Torniamo a Cuttaia. Nel bistrot che è aperto per tutta la settimana (dalle ore 12 alle ore 14 e dalle ore 19 alle ore 23.30) servirà un menu con i suoi classici. Citiamo l’Arancina di riso con ragu di triglia e finocchietto selvatico (nella foto di apertura), il Macco di fave con gnocchetti di seppia, il Merluzzo all’affumicatura di pigna, la Cornucopia di cialda di cannolo con ricotta di Cammarata…Ma ha anche pensato a due piatti inediti, in omaggio alla città che lo attende curiosa. Il primo è lo Spaghetto “alla milanese” con mollicata alle cipolle: pochi sanno che fa parte della tradizione siciliana, ossia uno spaghetto a base di finocchietto selvatico che si rifà alla pasta con le sarde. «Quando non c’era il pesce si era soliti chiedere “come la fai la pasta oggi? ” e la risposta era “alla milanese” per evocare il fatto che a Milano non c’è il mare. In questo piatto ho aggiunto le acciughe e un po’ di masculino, un’acciuga più piccola, richiamando alla variante catanese. C’è anche il pane atturrato, che è tostato e rappresenta il formaggio dei poveri» spiega lo chef di Licata.

Poesia e semplicità

Il secondo è l’Uovo a cotoletta, un cibo quotidiano che si veste da festa. «La cotoletta è il piatto più tipico e conosciuto della tradizione meneghina e non potevo trascuralo. Nella cucina della mamma, l’uovo, un ingrediente quotidiano, si vestiva da festa quando veniva impanato come una cotoletta con mollicata di pane, aglio e prezzemolo. Dalla cottura si sprigionavano così gli stessi profumi della carne, anche se non lo è, facendo sentire l’atmosfera della domenica» racconta Cuttaia. Due ricette in cui c’è l’essenza del cuoco bistellato, fatta di poesia e ingredienti semplici, spesso basici ma che sa interpretare come pochi in Italia. «C’è un solo ingrediente di cui non posso fare a meno ed è la memoria» ci dice per l’ennesima volta.
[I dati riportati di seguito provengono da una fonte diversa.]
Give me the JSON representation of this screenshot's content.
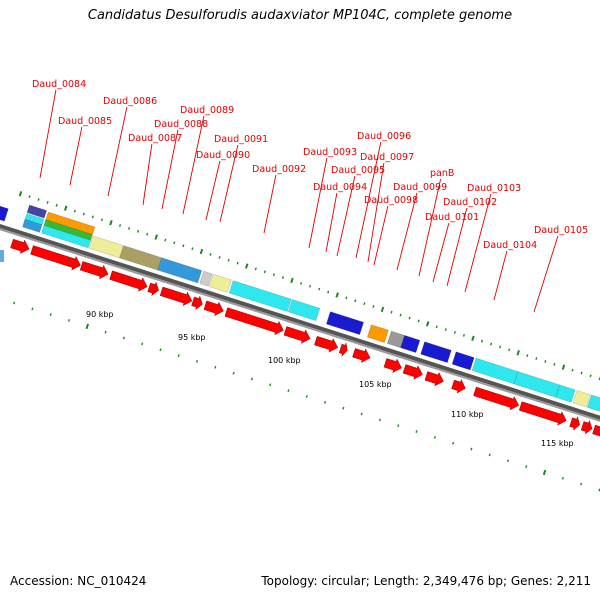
{
  "title": "Candidatus Desulforudis audaxviator MP104C, complete genome",
  "footer": {
    "accession": "Accession: NC_010424",
    "stats": "Topology: circular; Length: 2,349,476 bp; Genes: 2,211"
  },
  "colors": {
    "label": "#e00000",
    "backbone_dark": "#555555",
    "backbone_light": "#9a9a9a",
    "cds_arrow": "#ff0000",
    "tick": "#1a8a1a",
    "cog_blue": "#1a1ad0",
    "cog_cyan": "#2ee8ee",
    "cog_sky": "#3399dd",
    "cog_orange": "#ff9900",
    "cog_green": "#33bb33",
    "cog_khaki": "#eeee99",
    "cog_olive": "#aaa066",
    "cog_navy": "#4444aa",
    "cog_grey": "#999999",
    "cog_lightgrey": "#cccccc",
    "cog_light_blue": "#66aadd"
  },
  "gene_labels": [
    "Daud_0084",
    "Daud_0085",
    "Daud_0086",
    "Daud_0087",
    "Daud_0088",
    "Daud_0089",
    "Daud_0090",
    "Daud_0091",
    "Daud_0092",
    "Daud_0093",
    "Daud_0094",
    "Daud_0095",
    "Daud_0096",
    "Daud_0097",
    "Daud_0098",
    "Daud_0099",
    "panB",
    "Daud_0101",
    "Daud_0102",
    "Daud_0103",
    "Daud_0104",
    "Daud_0105"
  ],
  "scale_labels": [
    "90 kbp",
    "95 kbp",
    "100 kbp",
    "105 kbp",
    "110 kbp",
    "115 kbp"
  ]
}
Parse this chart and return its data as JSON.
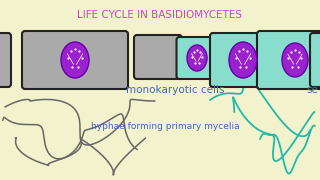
{
  "title": "LIFE CYCLE IN BASIDIOMYCETES",
  "title_color": "#cc44cc",
  "title_fontsize": 7.5,
  "bg_color": "#f2f2cc",
  "label_monokaryotic": "monokaryotic cells",
  "label_hyphae": "hyphae forming primary mycelia",
  "label_s": "se",
  "label_color": "#4466bb",
  "gray_color": "#aaaaaa",
  "teal_color": "#88ddcc",
  "nucleus_color": "#9922cc",
  "nucleus_border": "#6600aa",
  "cell_border": "#222222",
  "cell_lw": 1.5
}
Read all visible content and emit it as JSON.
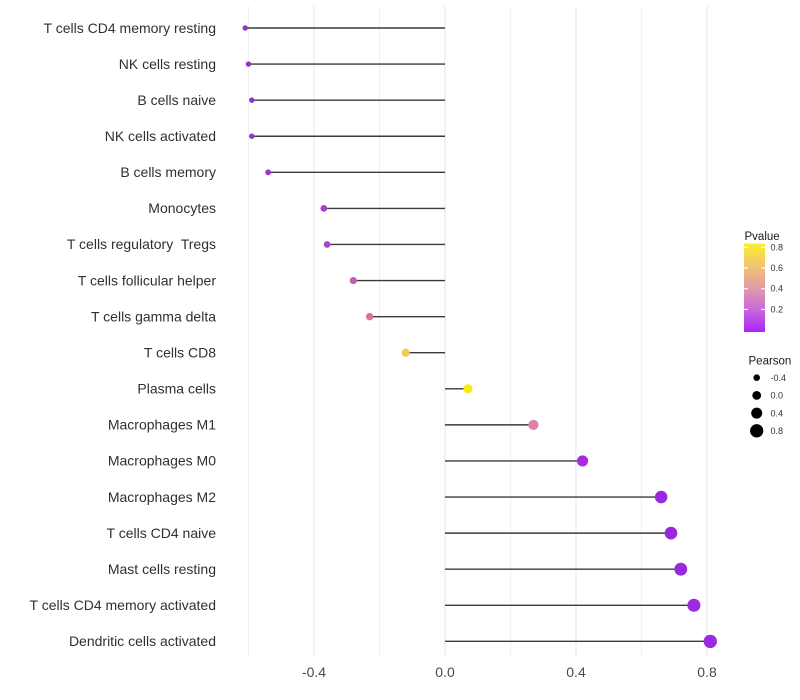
{
  "chart_data": {
    "type": "scatter",
    "subtype": "lollipop",
    "orientation": "horizontal",
    "title": "",
    "xlabel": "",
    "ylabel": "",
    "xlim": [
      -0.68,
      0.88
    ],
    "baseline_x": 0.0,
    "grid": "vertical-only",
    "x_ticks": [
      -0.4,
      0.0,
      0.4,
      0.8
    ],
    "x_tick_labels": [
      "-0.4",
      "0.0",
      "0.4",
      "0.8"
    ],
    "x_minor_ticks": [
      -0.6,
      -0.2,
      0.2,
      0.6
    ],
    "categories": [
      "T cells CD4 memory resting",
      "NK cells resting",
      "B cells naive",
      "NK cells activated",
      "B cells memory",
      "Monocytes",
      "T cells regulatory  Tregs",
      "T cells follicular helper",
      "T cells gamma delta",
      "T cells CD8",
      "Plasma cells",
      "Macrophages M1",
      "Macrophages M0",
      "Macrophages M2",
      "T cells CD4 naive",
      "Mast cells resting",
      "T cells CD4 memory activated",
      "Dendritic cells activated"
    ],
    "points": [
      {
        "label": "T cells CD4 memory resting",
        "pearson": -0.61,
        "pvalue": 0.05,
        "color": "#8E34C8"
      },
      {
        "label": "NK cells resting",
        "pearson": -0.6,
        "pvalue": 0.05,
        "color": "#8E34C8"
      },
      {
        "label": "B cells naive",
        "pearson": -0.59,
        "pvalue": 0.06,
        "color": "#9135CB"
      },
      {
        "label": "NK cells activated",
        "pearson": -0.59,
        "pvalue": 0.06,
        "color": "#9135CB"
      },
      {
        "label": "B cells memory",
        "pearson": -0.54,
        "pvalue": 0.08,
        "color": "#9C35D2"
      },
      {
        "label": "Monocytes",
        "pearson": -0.37,
        "pvalue": 0.14,
        "color": "#AB3DD2"
      },
      {
        "label": "T cells regulatory  Tregs",
        "pearson": -0.36,
        "pvalue": 0.15,
        "color": "#AC43D1"
      },
      {
        "label": "T cells follicular helper",
        "pearson": -0.28,
        "pvalue": 0.27,
        "color": "#C15CB7"
      },
      {
        "label": "T cells gamma delta",
        "pearson": -0.23,
        "pvalue": 0.38,
        "color": "#D4789B"
      },
      {
        "label": "T cells CD8",
        "pearson": -0.12,
        "pvalue": 0.67,
        "color": "#F2CB52"
      },
      {
        "label": "Plasma cells",
        "pearson": 0.07,
        "pvalue": 0.82,
        "color": "#F5EB0F"
      },
      {
        "label": "Macrophages M1",
        "pearson": 0.27,
        "pvalue": 0.42,
        "color": "#D983AB"
      },
      {
        "label": "Macrophages M0",
        "pearson": 0.42,
        "pvalue": 0.11,
        "color": "#A92BDE"
      },
      {
        "label": "Macrophages M2",
        "pearson": 0.66,
        "pvalue": 0.02,
        "color": "#9829DC"
      },
      {
        "label": "T cells CD4 naive",
        "pearson": 0.69,
        "pvalue": 0.02,
        "color": "#9829DC"
      },
      {
        "label": "Mast cells resting",
        "pearson": 0.72,
        "pvalue": 0.02,
        "color": "#9829DC"
      },
      {
        "label": "T cells CD4 memory activated",
        "pearson": 0.76,
        "pvalue": 0.01,
        "color": "#9A2BE0"
      },
      {
        "label": "Dendritic cells activated",
        "pearson": 0.81,
        "pvalue": 0.01,
        "color": "#9A2BE0"
      }
    ],
    "legend": {
      "position": "right",
      "color_legend": {
        "title": "Pvalue",
        "tick_labels": [
          "0.8",
          "0.6",
          "0.4",
          "0.2"
        ],
        "tick_values": [
          0.8,
          0.6,
          0.4,
          0.2
        ],
        "range": [
          0.0,
          0.83
        ],
        "gradient_top_to_bottom": [
          "#FAEE2C",
          "#F3C46E",
          "#E29BA9",
          "#C868DC",
          "#A824FA"
        ]
      },
      "size_legend": {
        "title": "Pearson",
        "entries": [
          {
            "label": "-0.4",
            "value": -0.4
          },
          {
            "label": "0.0",
            "value": 0.0
          },
          {
            "label": "0.4",
            "value": 0.4
          },
          {
            "label": "0.8",
            "value": 0.8
          }
        ],
        "dot_color": "#000000"
      }
    }
  },
  "colors": {
    "background": "#ffffff",
    "grid_major": "#e6e6e6",
    "grid_minor": "#f0f0f0",
    "stem": "#3a3a3a",
    "y_axis_text": "#303030",
    "x_axis_text": "#4a4a4a",
    "legend_title_text": "#1a1a1a",
    "legend_tick_text": "#333333"
  }
}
E se lo guardi perplesso, pensando che in fondo è quasi impossibile non trovare chef senza un minimo di memoria, centra maggiormente il pensiero con un sorriso dei suoi «È una zavorra se non ti confronti, ma nel momento in cui lo fai con il contemporaneo ne trai energia: viaggi e torni per avere occhi nuovi con cui guardare il paesaggio e i tuoi ingredienti in modo diverso. Usando magari gli stessi ma con gesti diversi, l’innovazione è nel recupero del gesto». Ecco perchè, gustando i piatti (ri)assaggiati a Milano, bisogna una volta di più ringraziare – oltre all’autore degli stessi – la mamma e la nonna di Pino Cuttaia.